"Yes; but she is coming back to say good-by to Dona Anna, who arrives here with her brother the same day, on their way to Paris."
It flashed through Paul's mind that the last time he had seen her was in the company of the Briones. It was not a pleasant coincidence. Yet he was not aware that it had affected him, until he saw the colonel watching him.
"I believe you don't fancy the brother," said Pendleton.
For an instant Paul was strongly tempted to avow his old vague suspicions of Don Caesar, but the utter hopelessness of reopening the whole subject again, and his recollection of the passage in Pendleton's letter that purported to be Yerba's own theory of his dislike, checked him in time. He only said, "I don't remember whether I had any cause for disliking Don Caesar; I can tell better when I see him again," and changed the subject. A few moments later the colonel summoned George from some lower region of the hotel, and rose to take his leave. "Miss Arguello, with her maid and courier, will occupy her old suite of rooms here," he remarked, with a return of his old imperiousness. "George has given the orders for her. I shall not change my present lodgings, but of course will call every day. Goodnight!"
CHAPTER VI.
The next morning Paul could not help noticing an increased and even exaggerated respect paid him by the hotel attendants. He was asked if his EXCELLENCY would be served with breakfast in a private room, and his condescension in selecting the public coffee-room struck the obsequious chamberlain, but did not prevent him from preceding Paul backwards to the table, and summoning a waiter to attend specially upon "milor." Surmising that George and the colonel might be in some way connected with this extravagance, he postponed an investigation till he should have seen them again. And, although he hardly dared to confess it to himself, the unexpected prospect of meeting Yerba again fully preoccupied his thoughts. He had believed that he would eventually see her in Europe, in some vague and indefinite way and hour: it had been in his mind when he started from California. That it would be so soon, and in such a simple and natural manner, he had never conceived.
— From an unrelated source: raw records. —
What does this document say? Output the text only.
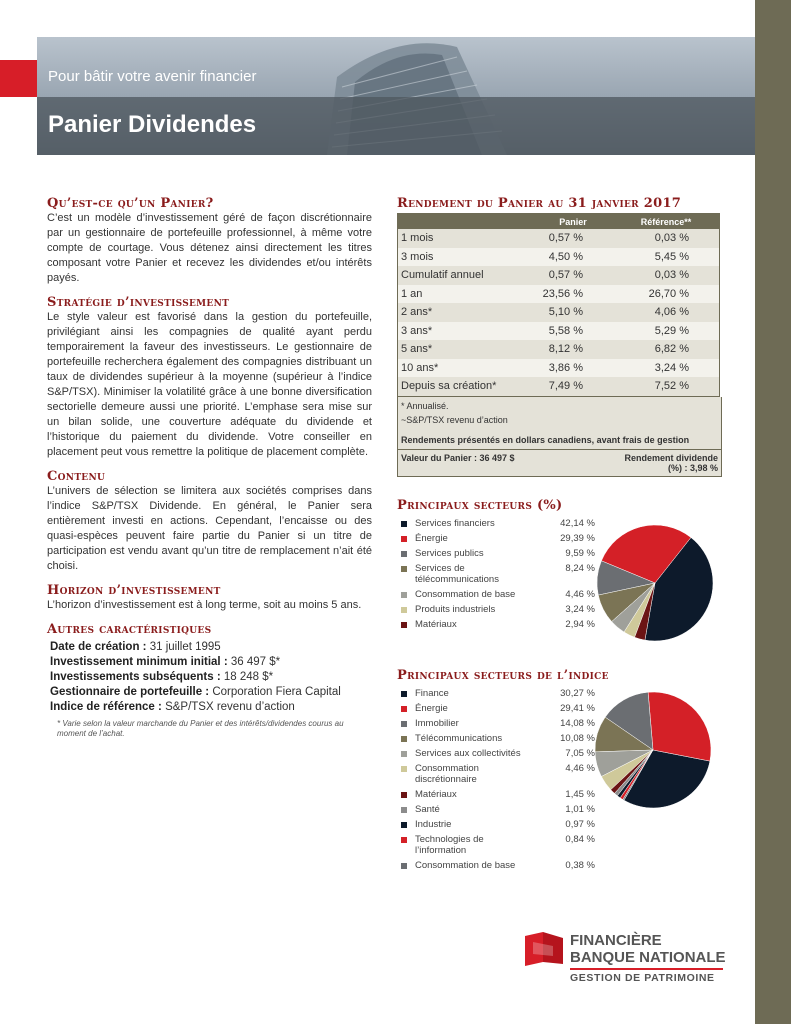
Pour bâtir votre avenir financier
Panier Dividendes
Qu’est-ce qu’un Panier?

C’est un modèle d’investissement géré de façon discrétionnaire par un gestionnaire de portefeuille professionnel, à même votre compte de courtage. Vous détenez ainsi directement les titres composant votre Panier et recevez les dividendes et/ou intérêts payés.

Stratégie d’investissement

Le style valeur est favorisé dans la gestion du portefeuille, privilégiant ainsi les compagnies de qualité ayant perdu temporairement la faveur des investisseurs. Le gestionnaire de portefeuille recherchera également des compagnies distribuant un taux de dividendes supérieur à la moyenne (supérieur à l’indice S&P/TSX). Minimiser la volatilité grâce à une bonne diversification sectorielle demeure aussi une priorité. L’emphase sera mise sur un bilan solide, une couverture adéquate du dividende et l’historique du paiement du dividende. Votre conseiller en placement peut vous remettre la politique de placement complète.

Contenu

L’univers de sélection se limitera aux sociétés comprises dans l’indice S&P/TSX Dividende. En général, le Panier sera entièrement investi en actions. Cependant, l’encaisse ou des quasi-espèces peuvent faire partie du Panier si un titre de participation est vendu avant qu’un titre de remplacement n’ait été choisi.

Horizon d’investissement

L’horizon d’investissement est à long terme, soit au moins 5 ans.

Autres caractéristiques
Date de création : 31 juillet 1995
Investissement minimum initial : 36 497 $*
Investissements subséquents : 18 248 $*
Gestionnaire de portefeuille : Corporation Fiera Capital
Indice de référence : S&P/TSX revenu d’action
* Varie selon la valeur marchande du Panier et des intérêts/dividendes courus au moment de l’achat.
Rendement du Panier au 31 janvier 2017
	Panier	Référence**
1 mois	0,57 %	0,03 %
3 mois	4,50 %	5,45 %
Cumulatif annuel	0,57 %	0,03 %
1 an	23,56 %	26,70 %
2 ans*	5,10 %	4,06 %
3 ans*	5,58 %	5,29 %
5 ans*	8,12 %	6,82 %
10 ans*	3,86 %	3,24 %
Depuis sa création*	7,49 %	7,52 %
* Annualisé.
~S&P/TSX revenu d’action
Rendements présentés en dollars canadiens, avant frais de gestion
Valeur du Panier : 36 497 $	Rendement dividende
(%) : 3,98 %
Principaux secteurs (%)
Services financiers	42,14 %
Énergie	29,39 %
Services publics	9,59 %
Services de télécommunications
8,24 %
Consommation de base	4,46 %
Produits industriels	3,24 %
Matériaux	2,94 %
Principaux secteurs de l’indice
Finance	30,27 %
Énergie	29,41 %
Immobilier	14,08 %
Télécommunications	10,08 %
Services aux collectivités	7,05 %
Consommation discrétionnaire
4,46 %
Matériaux	1,45 %
Santé	1,01 %
Industrie	0,97 %
Technologies de l’information
0,84 %
Consommation de base	0,38 %
FINANCIÈRE
BANQUE NATIONALE
GESTION DE PATRIMOINE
He had returned from his morning walk to the Brunnen, and was sitting idly in his room, when there was a knock at the door. It opened to a servant bearing a salver with a card. Paul lifted it with a slight tremor, not at the engraved name of "Maria Concepcion de Arguellos de la Yerba Buena," but at the remembered school-girl hand that had penciled underneath the words, "wishes the favor of an audience with his Excellency the Lord Lieutenant-Governor of the Californias."
Paul looked inquiringly at the servant. "The gnadige Fraulein was in her own salon. Would EXCELLENCY walk that way? It was but a step; in effect, the next apartment."
Paul followed him into the hall with wondering steps. The door of the next room was open, and disclosed a handsomely furnished salon. A tall graceful figure rose quickly from behind a writing-table, and advanced with outstretched hands and a frank yet mischievous smile. It was Yerba.